But first, I make them fillet it. Filleting mackerel is a great way to learn how to treat all round fish. Mackerel (Scomber scombrus) are small and manageable, their bones are easy to remove, and the resulting little fillets are so delicate, so lovely, that they make everyone feel proud.

Filleting mackerel
Filleting mackerel

Why do I insist on introducing the reluctant to mackerel? Because it’s delicious, a rival to salmon and tuna. It’s abundant. It’s jam-packed with omega 3 long chain fatty acids. It’s available to every budget. And if that isn’t enough, it’s beautiful, with its elegant indigo and silver background and stark black stripes.

And one more thing. It cooks in the blink of an eye.

In general, the French enjoy mackerel. The other night I had a group of French students who ended up as skeptical as the best of them, though, when I announced our main course of mackerel. I described the pesto and red pepper chutney that would go with it, and we set to. They were game, following filleting directions carefully, and removing the tiny pin bones with great good humor.
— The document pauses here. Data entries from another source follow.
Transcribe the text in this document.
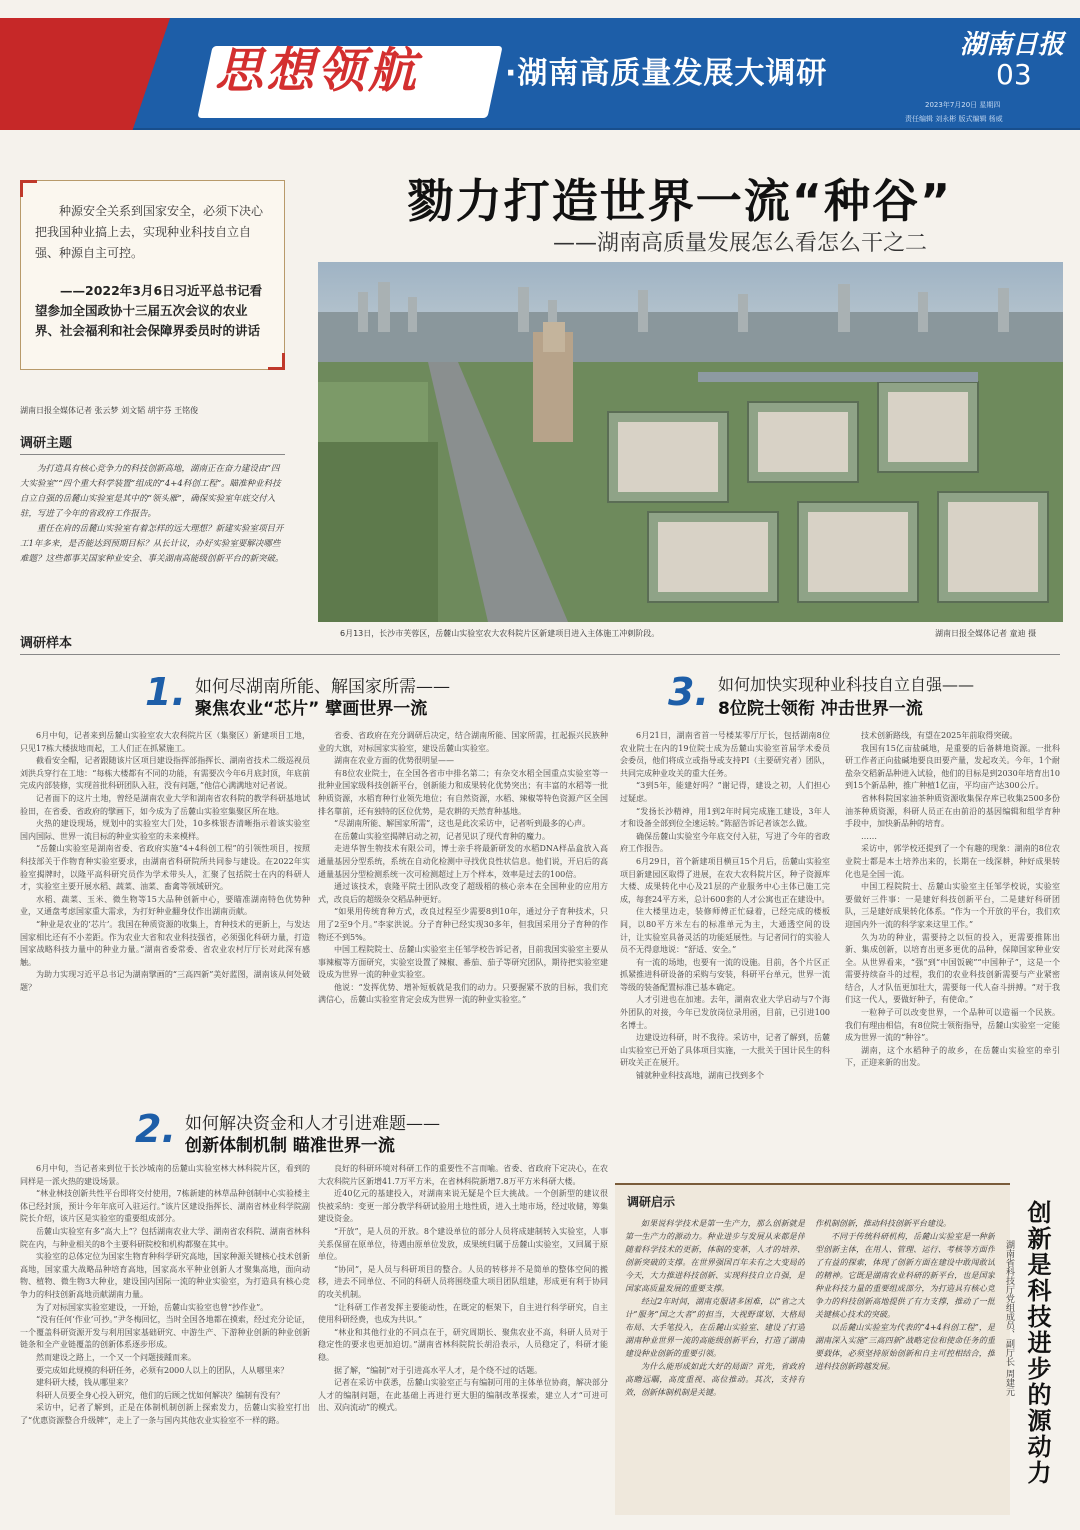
思想领航	·湖南高质量发展大调研
湖南日报
03
2023年7月20日 星期四
责任编辑 刘永彬 版式编辑 杨威
勠力打造世界一流“种谷”
——湖南高质量发展怎么看怎么干之二
种源安全关系到国家安全，必须下决心把我国种业搞上去，实现种业科技自立自强、种源自主可控。
——2022年3月6日习近平总书记看望参加全国政协十三届五次会议的农业界、社会福利和社会保障界委员时的讲话
湖南日报全媒体记者 张云梦 刘文韬 胡宇芬 王铭俊
调研主题

为打造具有核心竞争力的科技创新高地，湖南正在奋力建设由“四大实验室”“四个重大科学装置”组成的“4+4科创工程”。瞄准种业科技自立自强的岳麓山实验室是其中的“领头雁”，确保实验室年底交付入驻，写进了今年的省政府工作报告。

重任在肩的岳麓山实验室有着怎样的远大理想？新建实验室项目开工1年多来，是否能达到预期目标？从长计议，办好实验室要解决哪些难题？这些都事关国家种业安全、事关湖南高能级创新平台的新突破。

调研样本
6月13日，长沙市芙蓉区，岳麓山实验室农大农科院片区新建项目进入主体施工冲刺阶段。	湖南日报全媒体记者 童迪 摄
1. 如何尽湖南所能、解国家所需——
聚焦农业“芯片” 擘画世界一流

6月中旬，记者来到岳麓山实验室农大农科院片区（集聚区）新建项目工地，只见17栋大楼拔地而起，工人们正在抓紧施工。

截看安全帽，记者跟随该片区项目建设指挥部指挥长、湖南省技术二级巡视员刘洪兵穿行在工地：“每栋大楼都有不同的功能，有需要次今年6月底封顶，年底前完成内部装修，实现首批科研团队入驻，没有问题，”他信心满满地对记者说。

记者面下的这片土地，曾经是湖南农业大学和湖南省农科院的教学科研基地试验田，在省委、省政府的擘画下，如今成为了岳麓山实验室集聚区所在地。

火热的建设现场，规划中的实验室大门处，10多株银杏清晰指示着该实验室国内国际、世界一流目标的种业实验室的未来模样。

“岳麓山实验室是湖南省委、省政府实施“4+4科创工程”的引领性项目，按照科技部关于作物育种实验室要求，由湖南省科研院所共同参与建设。在2022年实验室揭牌时，以隆平高科研究员作为学术带头人，汇聚了包括院士在内的科研人才，实验室主要开展水稻、蔬菜、油菜、畜禽等领域研究。

水稻、蔬菜、玉米、微生物等15大品种创新中心，要瞄准湖南特色优势种业，又通盘考虑国家重大需求，为打好种业翻身仗作出湖南贡献。

“种业是农业的‘芯片’。我国在种质资源的收集上，育种技术的更新上，与发达国家相比还有不小差距。作为农业大省和农业科技强省，必须强化科研力量，打造国家战略科技力量中的种业力量。”湖南省委常委、省农业农村厅厅长对此深有感触。

为助力实现习近平总书记为湖南擘画的“三高四新”美好蓝图，湖南该从何处破题？

省委、省政府在充分调研后决定，结合湖南所能、国家所需，扛起振兴民族种业的大旗，对标国家实验室，建设岳麓山实验室。

湖南在农业方面的优势很明显——

有8位农业院士，在全国各省市中排名第二；有杂交水稻全国重点实验室等一批种业国家级科技创新平台，创新能力和成果转化优势突出；有丰富的水稻等一批种质资源，水稻育种行业领先地位；有自然资源，水稻、辣椒等特色资源产区全国排名靠前，还有独特的区位优势，是农耕的天然育种基地。

“尽湖南所能、解国家所需”，这也是此次采访中，记者听到最多的心声。

在岳麓山实验室揭牌启动之初，记者见识了现代育种的魔力。

走进华智生物技术有限公司，博士亲手将最新研发的水稻DNA样品盒放入高通量基因分型系统，系统在自动化检测中寻找优良性状信息。他们说，开启后的高通量基因分型检测系统一次可检测超过上万个样本，效率是过去的100倍。

通过该技术，袁隆平院士团队改变了超级稻的核心亲本在全国种业的应用方式，改良后的超级杂交稻品种更好。

“如果用传统育种方式，改良过程至少需要8到10年，通过分子育种技术，只用了2至9个月。”李家洪说。分子育种已经实现30多年，但我国采用分子育种的作物还不到5%。

中国工程院院士、岳麓山实验室主任邹学校告诉记者，目前我国实验室主要从事辣椒等方面研究，实验室设置了辣椒、番茄、茄子等研究团队，期待把实验室建设成为世界一流的种业实验室。

他说：“发挥优势、增补短板就是我们的动力。只要握紧不放的目标，我们充满信心，岳麓山实验室肯定会成为世界一流的种业实验室。”

2. 如何解决资金和人才引进难题——
创新体制机制 瞄准世界一流

6月中旬，当记者来到位于长沙城南的岳麓山实验室林大林科院片区，看到的同样是一派火热的建设场景。

“林业林技创新共性平台即将交付使用，7栋新建的林草品种创制中心实验楼主体已经封顶，预计今年年底可入驻运行。”该片区建设指挥长、湖南省林业科学院副院长介绍，该片区是实验室的重要组成部分。

岳麓山实验室有多“高大上”？包括湖南农业大学、湖南省农科院、湖南省林科院在内，与种业相关的8个主要科研院校和机构都聚在其中。

实验室的总体定位为国家生物育种科学研究高地，国家种源关键核心技术创新高地，国家重大战略品种培育高地，国家高水平种业创新人才聚集高地，面向动物、植物、微生物3大种业，建设国内国际一流的种业实验室，为打造具有核心竞争力的科技创新高地贡献湖南力量。

为了对标国家实验室建设，一开始，岳麓山实验室也曾“抄作业”。

“没有任何‘作业’可抄。”尹冬梅回忆，当时全国各地都在摸索，经过充分论证，一个覆盖科研资源开发与利用国家基础研究、中游生产、下游种业创新的种业创新链条和全产业链覆盖的创新体系逐步形成。

然而建设之路上，一个又一个问题接踵而来。

要完成如此规模的科研任务，必须有2000人以上的团队，人从哪里来？

建科研大楼，钱从哪里来？

科研人员要全身心投入研究，他们的后顾之忧如何解决？编制有没有？

采访中，记者了解到，正是在体制机制创新上探索发力，岳麓山实验室打出了“优惠资源整合升级牌”，走上了一条与国内其他农业实验室不一样的路。

良好的科研环境对科研工作的重要性不言而喻。省委、省政府下定决心，在农大农科院片区新增41.7万平方米，在省林科院新增7.8万平方米科研大楼。

近40亿元的基建投入，对湖南来说无疑是个巨大挑战。一个创新型的建议很快被采纳：变更一部分教学科研试验用土地性质，进入土地市场，经过收储，筹集建设资金。

“开放”，是人员的开放。8个建设单位的部分人员将成建制转入实验室，人事关系保留在原单位，待遇由原单位发放，成果统归属于岳麓山实验室，又回属于原单位。

“协同”，是人员与科研项目的整合。人员的转移并不是简单的整体空间的搬移，进去不同单位、不同的科研人员将围绕重大项目团队组建，形成更有利于协同的攻关机制。

“让科研工作者发挥主要能动性，在既定的框架下，自主进行科学研究，自主使用科研经费，也成为共识。”

“林业和其他行业的不同点在于，研究周期长、聚焦农业不高，科研人员对于稳定性的要求也更加迫切。”湖南省林科院院长胡沿表示，人员稳定了，科研才能稳。

据了解，“编制”对于引进高水平人才，是个绕不过的话题。

记者在采访中获悉，岳麓山实验室正与有编制可用的主体单位协商，解决部分人才的编制问题，在此基础上再进行更大胆的编制改革探索，建立人才“可进可出、双向流动”的模式。

3. 如何加快实现种业科技自立自强——
8位院士领衔 冲击世界一流

6月21日，湖南省首一号楼某零厅厅长，包括湖南8位农业院士在内的19位院士成为岳麓山实验室首届学术委员会委员，他们将成立或指导或支持PI（主要研究者）团队，共同完成种业攻关的重大任务。

“3到5年，能建好吗？”谢记得，建设之初，人们担心过疑虑。

“发扬长沙精神，用1到2年时间完成施工建设，3年人才和设备全部到位全速运转。”陈韶告诉记者该怎么做。

确保岳麓山实验室今年底交付入驻，写进了今年的省政府工作报告。

6月29日，首个新建项目横亘15个月后，岳麓山实验室项目新建园区取得了进展，在农大农科院片区，种子资源库大楼、成果转化中心及21层的产业服务中心主体已施工完成，每套24平方米，总计600套的人才公寓也正在建设中。

住大楼里边走，装修师傅正忙碌着，已经完成的楼板间，以80平方米左右的标准单元为主，大通透空间的设计，让实验室具备灵活的功能延展性。与记者同行的实验人员不无得意地说：“舒适、安全。”

有一流的场地，也要有一流的设施。目前，各个片区正抓紧推进科研设备的采购与安装，科研平台单元，世界一流等级的装备配置标准已基本确定。

人才引进也在加速。去年，湖南农业大学启动与7个海外团队的对接，今年已发放岗位录用函，目前，已引进100名博士。

边建设边科研，时不我待。采访中，记者了解到，岳麓山实验室已开始了具体项目实施，一大批关于国计民生的科研攻关正在展开。

铺就种业科技高地，湖南已找到多个

技术创新路线，有望在2025年前取得突破。

我国有15亿亩盐碱地，是重要的后备耕地资源。一批科研工作者正向盐碱地要良田要产量，发起攻关。今年，1个耐盐杂交稻新品种进入试验，他们的目标是到2030年培育出10到15个新品种，推广种植1亿亩，平均亩产达300公斤。

省林科院国家油茶种质资源收集保存库已收集2500多份油茶种质资源，科研人员正在由前沿的基因编辑和组学育种手段中，加快新品种的培育。

……

采访中，郭学校还提到了一个有趣的现象：湖南的8位农业院士都是本土培养出来的，长期在一线深耕，种好成果转化也是全国一流。

中国工程院院士、岳麓山实验室主任邹学校说，实验室要做好三件事：一是建好科技创新平台，二是建好科研团队，三是建好成果转化体系。“作为一个开放的平台，我们欢迎国内外一流的科学家来这里工作。”

久为功的种业，需要持之以恒的投入，更需要推陈出新、集成创新，以培育出更多更优的品种，保障国家种业安全。从世界看来，“强”到“中国饭碗”“中国种子”，这是一个需要持续奋斗的过程，我们的农业科技创新需要与产业紧密结合，人才队伍更加壮大，需要每一代人奋斗拼搏。“对于我们这一代人，要做好种子，有使命。”

一粒种子可以改变世界，一个品种可以造福一个民族。我们有理由相信，有8位院士领衔指导，岳麓山实验室一定能成为世界一流的“种谷”。

湖南，这个水稻种子的故乡，在岳麓山实验室的牵引下，正迎来新的出发。

调研启示

如果说科学技术是第一生产力，那么创新就是第一生产力的源动力。种业进步与发展从来都是伴随着科学技术的更新，体制的变革，人才的培养、创新突破的支撑。在世界强国百年未有之大变局的今天，大力推进科技创新、实现科技自立自强，是国家高质量发展的重要支撑。

经过2年时间，湖南克服诸多困难，以“省之大计”服务“国之大者”的担当，大视野谋划、大格局布局、大手笔投入，在岳麓山实验室、建设了打造湖南种业世界一流的高能级创新平台，打造了湖南建设种业创新的重要引领。

为什么能形成如此大好的局面？首先，省政府高瞻远瞩，高度重视、高位推动。其次，支持有效，创新体制机制是关键。

作机制创新，推动科技创新平台建设。

不同于传统科研机构，岳麓山实验室是一种新型创新主体，在用人、管理、运行、考核等方面作了有益的探索，体现了创新方面在建设中敢闯敢试的精神。它既是湖南农业科研的新平台，也是国家种业科技力量的重要组成部分，为打造具有核心竞争力的科技创新高地提供了有力支撑，推动了一批关键核心技术的突破。

以岳麓山实验室为代表的“4+4科创工程”，是湖南深入实施“三高四新”战略定位和使命任务的重要载体，必须坚持原始创新和自主可控相结合，推进科技创新跨越发展。	创新是科技进步的源动力
湖南省科技厅党组成员、副厅长 周建元
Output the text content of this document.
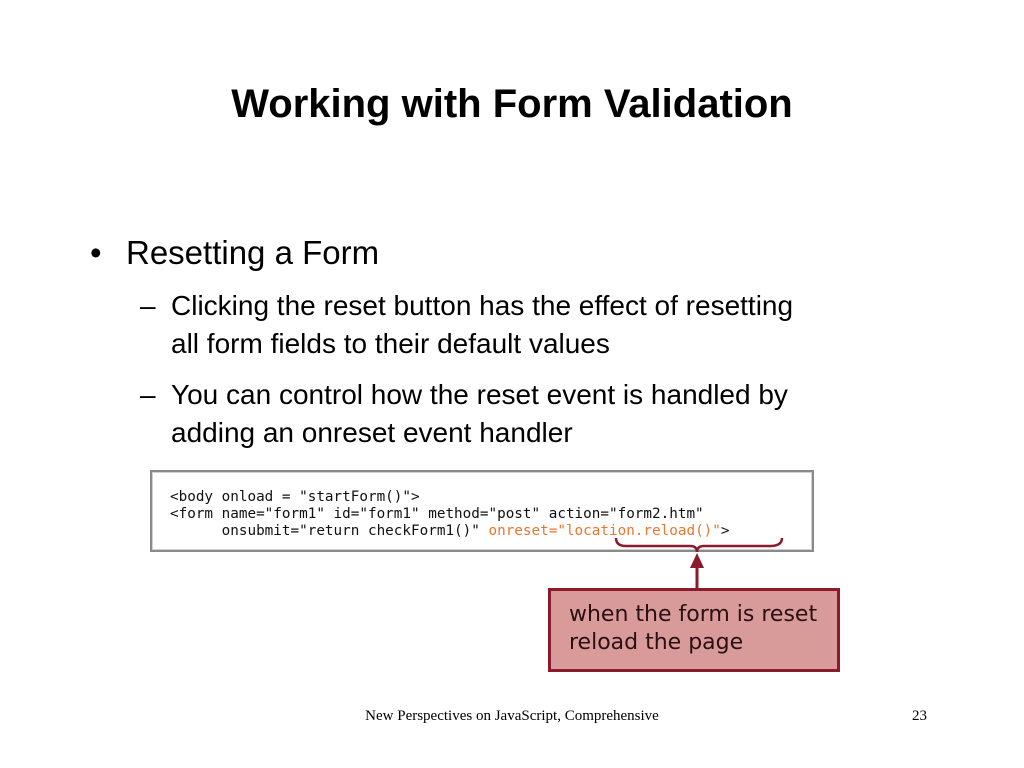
Working with Form Validation
• Resetting a Form
– Clicking the reset button has the effect of resetting
all form fields to their default values
– You can control how the reset event is handled by
adding an onreset event handler
<body onload = "startForm()">
<form name="form1" id="form1" method="post" action="form2.htm"
onsubmit="return checkForm1()" onreset="location.reload()">
when the form is reset
reload the page
New Perspectives on JavaScript, Comprehensive	23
Once rinsed, the fillets were seasoned lightly with salt and pepper, then put in a hot oven for about 6 minutes. While they baked, the students spread a round of pesto on each plate.

When the fillets emerged from the oven, they sat for several minutes so they could give off the liquid that every fish gives right after cooking. Then, we carefully transferred two fillets to each plate, crossing them atop the pesto. A spoonful of chutney alongside, a parsley leaf on top, a sprinkling of fleur de sel, and we had a sophisticated dish on our hands.

What had been skepticism turned to awe as everyone tasted their mackerel. They each said they couldn’t wait to get home to recreate the dish, and I believe them. One more victory for this perfect fish.





8 mackerel fillets, boned, rinsed and refrigerated

1 recipe for Pesto

1 recipe for red pepper chutney

Fine sea salt

Freshly ground black pepper

Basil or other herb leaves, for garnish

Fleur de sel

1. Preheat the oven to 450F (230C). Line a baking sheet with parchment paper.

2. Place the fillets on the prepared baking sheet. Season them with salt and pepper, and place them in the oven to cook until they are nearly, but not quite, opaque, about 4 minutes.

3. While the fish is cooking, place 2 tablespoons pesto in the center of a warmed dinner plate.

4. When the mackerel is cooked, remove the baking sheet from the oven and let the fillets stay on it for several minutes, to allow them to give up their liquid and to finish cooking. Then, carefully transfer two fillets to each plate, placing them crossed atop the pesto. Garnish the plate with chutney, sprinkle the fillets with fleur de sel and place an herb leaf atop the fillets. Serve immediately.